I remember reading a book about the Allied intelligence effort in World War II. They perfected the art of content analysis. Agents would collect the newspapers from small towns around Germany. From the aggregate, they learned the entire picture of the war effort.

From the death notices, they learned the casualty rates of the war. The social columns would print up who went off to war, and they could determine troop build-ups. Other stories and public notices about rations would give them an idea what commodities were in short supply. In other words, content analysis can reveal a lot about you -- especially if you have a software widget reading the mail.

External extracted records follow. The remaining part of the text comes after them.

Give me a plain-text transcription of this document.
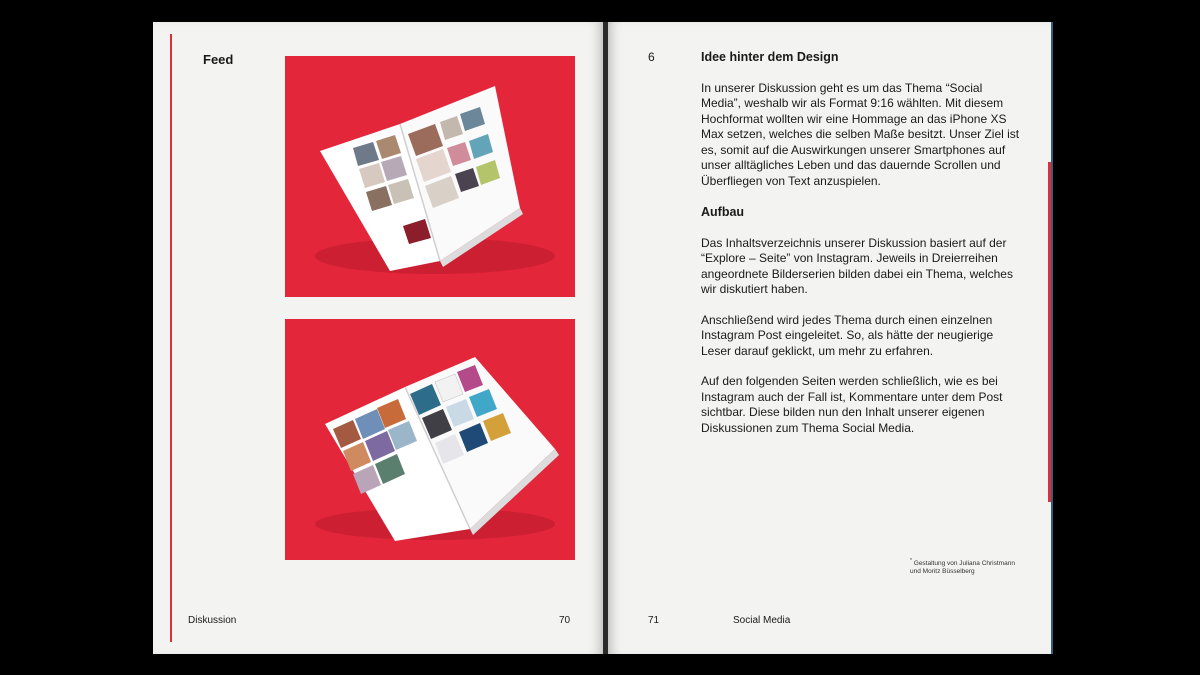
Feed
Diskussion	70
6	Idee hinter dem Design

In unserer Diskussion geht es um das Thema “Social Media”, weshalb wir als Format 9:16 wählten. Mit diesem Hochformat wollten wir eine Hommage an das iPhone XS Max setzen, welches die selben Maße besitzt. Unser Ziel ist es, somit auf die Auswirkungen unserer Smartphones auf unser alltägliches Leben und das dauernde Scrollen und Überfliegen von Text anzuspielen.

Aufbau

Das Inhaltsverzeichnis unserer Diskussion basiert auf der “Explore – Seite” von Instagram. Jeweils in Dreierreihen angeordnete Bilderserien bilden dabei ein Thema, welches wir diskutiert haben.

Anschließend wird jedes Thema durch einen einzelnen Instagram Post eingeleitet. So, als hätte der neugierige Leser darauf geklickt, um mehr zu erfahren.

Auf den folgenden Seiten werden schließlich, wie es bei Instagram auch der Fall ist, Kommentare unter dem Post sichtbar. Diese bilden nun den Inhalt unserer eigenen Diskussionen zum Thema Social Media.

* Gestaltung von Juliana Christmann
und Moritz Büsselberg
71	Social Media
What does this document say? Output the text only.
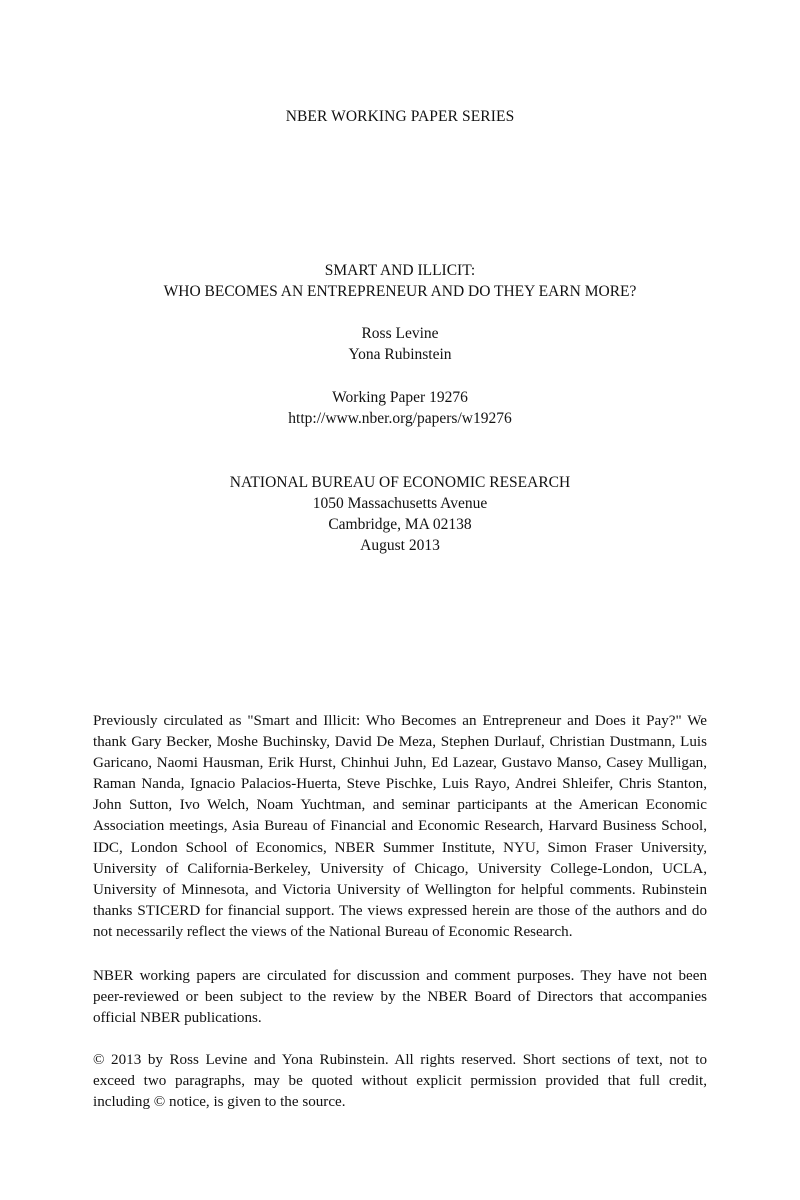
NBER WORKING PAPER SERIES
SMART AND ILLICIT:
WHO BECOMES AN ENTREPRENEUR AND DO THEY EARN MORE?
Ross Levine
Yona Rubinstein
Working Paper 19276
http://www.nber.org/papers/w19276
NATIONAL BUREAU OF ECONOMIC RESEARCH
1050 Massachusetts Avenue
Cambridge, MA 02138
August 2013

Previously circulated as "Smart and Illicit: Who Becomes an Entrepreneur and Does it Pay?" We thank Gary Becker, Moshe Buchinsky, David De Meza, Stephen Durlauf, Christian Dustmann, Luis Garicano, Naomi Hausman, Erik Hurst, Chinhui Juhn, Ed Lazear, Gustavo Manso, Casey Mulligan, Raman Nanda, Ignacio Palacios-Huerta, Steve Pischke, Luis Rayo, Andrei Shleifer, Chris Stanton, John Sutton, Ivo Welch, Noam Yuchtman, and seminar participants at the American Economic Association meetings, Asia Bureau of Financial and Economic Research, Harvard Business School, IDC, London School of Economics, NBER Summer Institute, NYU, Simon Fraser University, University of California-Berkeley, University of Chicago, University College-London, UCLA, University of Minnesota, and Victoria University of Wellington for helpful comments. Rubinstein thanks STICERD for financial support. The views expressed herein are those of the authors and do not necessarily reflect the views of the National Bureau of Economic Research.

NBER working papers are circulated for discussion and comment purposes. They have not been peer-reviewed or been subject to the review by the NBER Board of Directors that accompanies official NBER publications.

© 2013 by Ross Levine and Yona Rubinstein. All rights reserved. Short sections of text, not to exceed two paragraphs, may be quoted without explicit permission provided that full credit, including © notice, is given to the source.
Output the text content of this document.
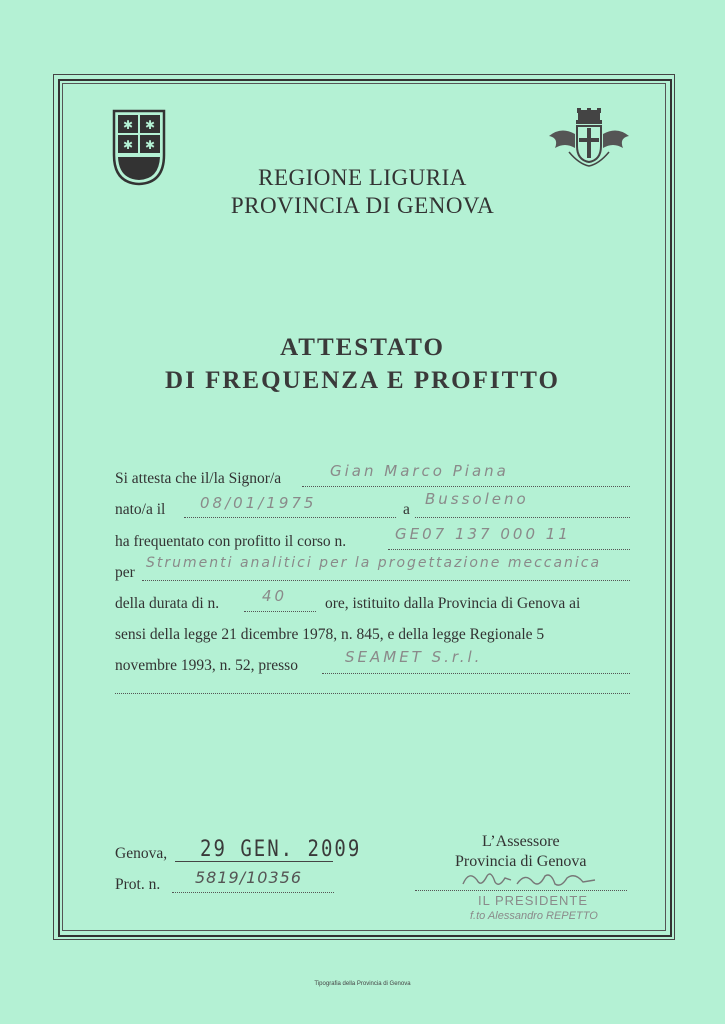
✱ ✱
✱ ✱
REGIONE LIGURIA
PROVINCIA DI GENOVA
ATTESTATO
DI FREQUENZA E PROFITTO
Si attesta che il/la Signor/a	Gian Marco Piana
nato/a il 08/01/1975	a
Bussoleno
ha frequentato con profitto il corso n.	GE07 137 000 11
per
Strumenti analitici per la progettazione meccanica
della durata di n.	40 ore, istituito dalla Provincia di Genova ai
sensi della legge 21 dicembre 1978, n. 845, e della legge Regionale 5
novembre 1993, n. 52, presso	SEAMET S.r.l.
Genova, 29 GEN. 2009
Prot. n. 5819/10356
L’Assessore
Provincia di Genova
IL PRESIDENTE
f.to Alessandro REPETTO
Tipografia della Provincia di Genova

So what's the answer. I just fashioned one - a data privacy tool where one uses an encrypted tunnel to a server, and then encrypts the traffic as well. There are all sorts of crypto keys and authentications and then comes the fun part. All of the communications, such as the email, the instant messenger and such, as well as the data storage, is never broadcast over the internet. The email is non-SMTP. The instant messaging is non-IRC, and the data storage is anti-cloud. It is not somewhere over the internet -- it is in a bunker that you can visit, and the only access is through the tunnel, plus your USB key containing all of the magic. And of course, you never trust the GUI (Graphics User Interface) to a browser. It is all rich client for security.

The last piece of the puzzle, is that you buy your own server as well to host this system. Total anonymity.

Most people don't have the luxury of their own private system, so I guess that we have to get used to the idea that Big Brother is watching, and we hope that he is a benevolent Big Brother.

I have seen Big Brother, and his name is Google.

Microsoft Codecs Bite

I just finished my rugby video application, and one huge area of risk was the Microsoft video codecs. The ones that they ship with their operating systems don't play in the sandbox well with .Net video playing code.

Specifically, when I would pause a movie, and programmatically advance the frame counter, oftentimes I would get a black screen and the movie was playing but the graphics were not being painted.

I connected a slider bar to navigate the video, and the slider bar sometimes worked and at other times, I would move the slider to a new position and hit play, and the movie would resume playing at the old position. It was hit or miss.

I finally got fed up, and converted the video .avi to div(x). Then I downloaded the DIVX codec from DIVX (quel surprise) and after installation, the video software components worked better than expected.

Not only did I get better screen resolution, but the slider worked as smooth as butter, and the degree of accuracy in frame positioning was an absolute precise delight.